To understand how absolutely not ridiculous this video game’s name is, is to understand the origins of it. “Grey goo” is a doomsday scenario based on a term coined way back in 1986 by American engineer and molecular nanotech pioneer Eric Drexler. In this scenario, technology begins to engulf other tech and replicate until it becomes an insurmountable force.
With this theory in mind, developer Petroglyph Games embarked on a journey to create a fresh, potential mainstay in the RTS genre. With founding members previously involved in the development of titles such as Command & Conquer and Dune II, Petroglyph has been sharpening their tactical prowess up until this possibly defining moment. Where does Grey Goo land?
In Grey Goo, you have three factions you control: The Humans, the Beta, and the highlight of the game: the Goo. The first two aren’t anything entirely original, but the Goo offer an interesting perspective. The Beta are an alien people on the last legs of their civilization and the Goo is initially found by the Humans as they scavenged a barren land that’s potentially been erased courtesy of the illusive Silent Ones. You don’t learn much about these Silent Ones, but it’s clear that they will be the main antagonist of the franchise.
The gameplay is mostly your usual RTS fare, but the developers removed some of the resource micro-management in order to better focus on tactics and your build tree. There’s only one resource to acquire, creating a much more forgiving environment for players. This change is the foundation of the strengths that Grey Goo could build upon . The simplicity will welcome new players and put everyone onto a bit more level of a playing field. Instead of having to be incredibly quick and savvy in the resource gathering phase, which could make or break you in other titles, your focus will be on the units and tech trees.
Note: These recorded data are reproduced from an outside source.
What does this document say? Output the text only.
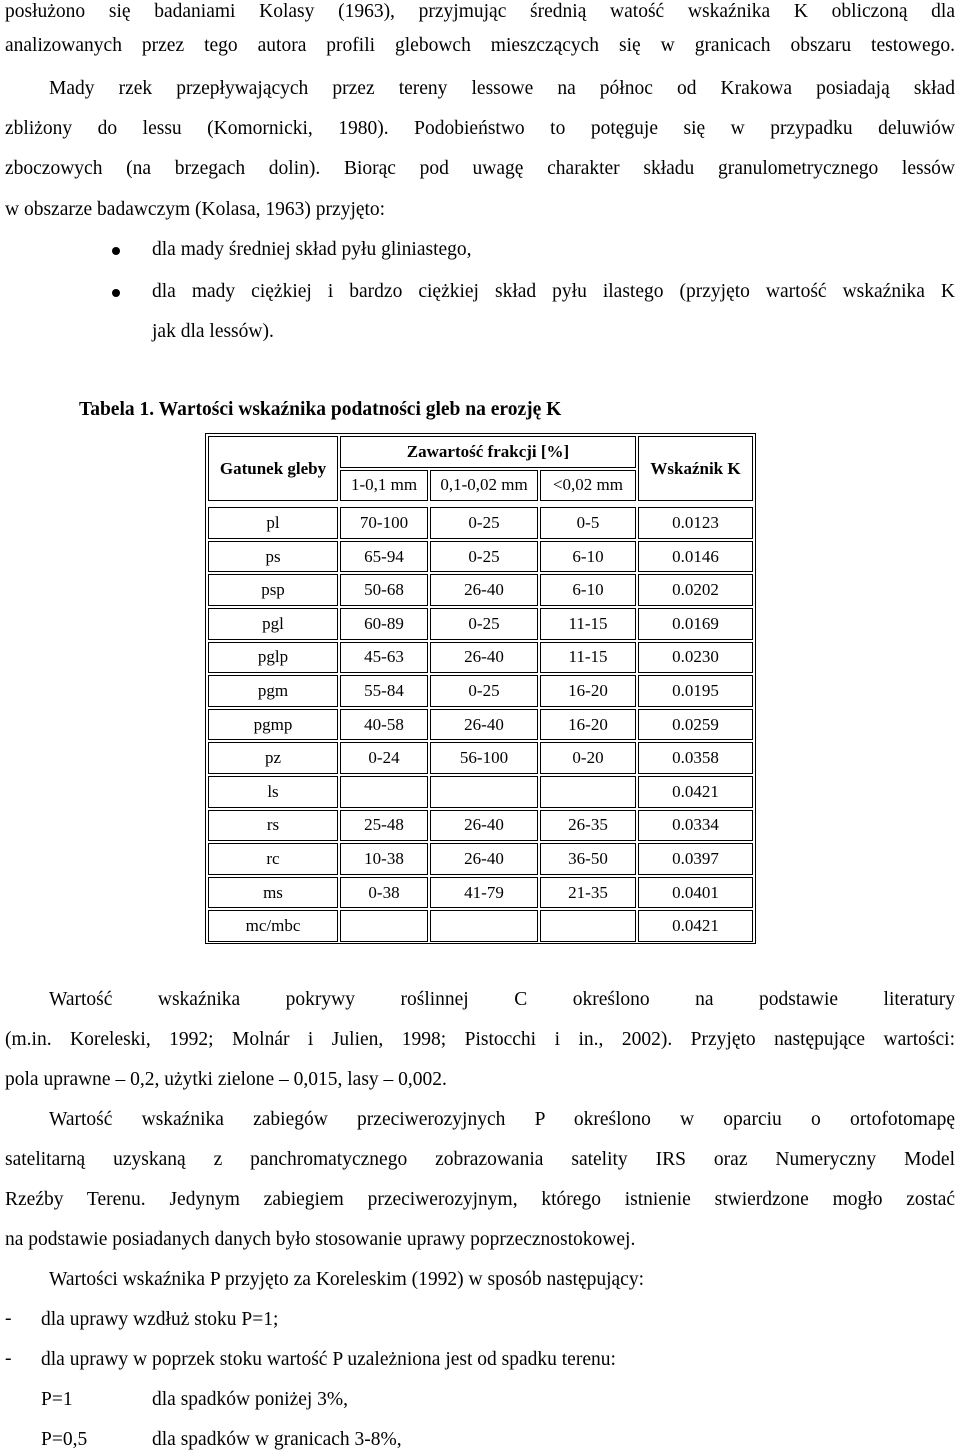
posłużono się badaniami Kolasy (1963), przyjmując średnią watość wskaźnika K obliczoną dla
analizowanych przez tego autora profili glebowch mieszczących się w granicach obszaru testowego.
Mady rzek przepływających przez tereny lessowe na północ od Krakowa posiadają skład
zbliżony do lessu (Komornicki, 1980). Podobieństwo to potęguje się w przypadku deluwiów
zboczowych (na brzegach dolin). Biorąc pod uwagę charakter składu granulometrycznego lessów
w obszarze badawczym (Kolasa, 1963) przyjęto:
dla mady średniej skład pyłu gliniastego,
dla mady ciężkiej i bardzo ciężkiej skład pyłu ilastego (przyjęto wartość wskaźnika K
jak dla lessów).
Tabela 1. Wartości wskaźnika podatności gleb na erozję K
Gatunek gleby	Zawartość frakcji [%]			Wskaźnik K
	1-0,1 mm	0,1-0,02 mm	<0,02 mm	

pl	70-100	0-25	0-5	0.0123
ps	65-94	0-25	6-10	0.0146
psp	50-68	26-40	6-10	0.0202
pgl	60-89	0-25	11-15	0.0169
pglp	45-63	26-40	11-15	0.0230
pgm	55-84	0-25	16-20	0.0195
pgmp	40-58	26-40	16-20	0.0259
pz	0-24	56-100	0-20	0.0358
ls				0.0421
rs	25-48	26-40	26-35	0.0334
rc	10-38	26-40	36-50	0.0397
ms	0-38	41-79	21-35	0.0401
mc/mbc				0.0421
Wartość wskaźnika pokrywy roślinnej C określono na podstawie literatury
(m.in. Koreleski, 1992; Molnár i Julien, 1998; Pistocchi i in., 2002). Przyjęto następujące wartości:
pola uprawne – 0,2, użytki zielone – 0,015, lasy – 0,002.
Wartość wskaźnika zabiegów przeciwerozyjnych P określono w oparciu o ortofotomapę
satelitarną uzyskaną z panchromatycznego zobrazowania satelity IRS oraz Numeryczny Model
Rzeźby Terenu. Jedynym zabiegiem przeciwerozyjnym, którego istnienie stwierdzone mogło zostać
na podstawie posiadanych danych było stosowanie uprawy poprzecznostokowej.
Wartości wskaźnika P przyjęto za Koreleskim (1992) w sposób następujący:
- dla uprawy wzdłuż stoku P=1;
- dla uprawy w poprzek stoku wartość P uzależniona jest od spadku terenu:
P=1	dla spadków poniżej 3%,
P=0,5	dla spadków w granicach 3-8%,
In the meat of the game, Grey Goo misses only a few steps. The strengths of an RTS lies in its differing factions and their units. Sadly, there aren’t a huge amount of units allowing for very diverse tactics. Not even the “hero” units change the fact that your end-game battles can be a bit stale. The air units are also an area of opportunity. They’re hindered in such a way that makes balance easier to manage, but makes them a chore to use. These development approaches may be another example of Petroglyph’s focus on simplicity, but hopefully an expansion offers up more exciting units and fixes some balancing that makes the Betas significantly more potent of a faction.
The illusion of vibrant, living environments, though somewhat hindered by pedestrian visuals (even at max settings), is complimented by ambient noise that changes as you move around the maps. The waterfalls and wildlife enhance things that are otherwise gone unnoticed. Sadly, these things alone don’t make up for the repetitive banter of all units. The Goo is at least interesting to begin, but the lack of varying units make their queued sounds all the more repetitive and annoying rather quickly. The CGI and voice acting are very well done, filling the space between campaign missions fittingly.
The story in Grey Goo has all the pieces for an intriguing narrative, but remains very predictable from beginning to end. You’re shown the three perspectives of a major conflict that purposefully doesn’t make any sense until you reach the Goo phase. The villain offered up toward the end is illusive and undefined, leaving a wanting feeling when the credits roll. Again, hopefully the devs will offer more with additional expansions.
Grey Goo is a decent new IP in the RTS arena that has its heart in the right place. A lighter learning curve but tight game-play needs to be enhanced with more units and maps, but Petroglyph has a solid franchise to work with. Time will tell if the game is fully embraced in the competitive market, where this game would need to thrive in order to win over more experienced players.
This review is based on a digital copy of Grey Goo for the PC provided by Grey Box.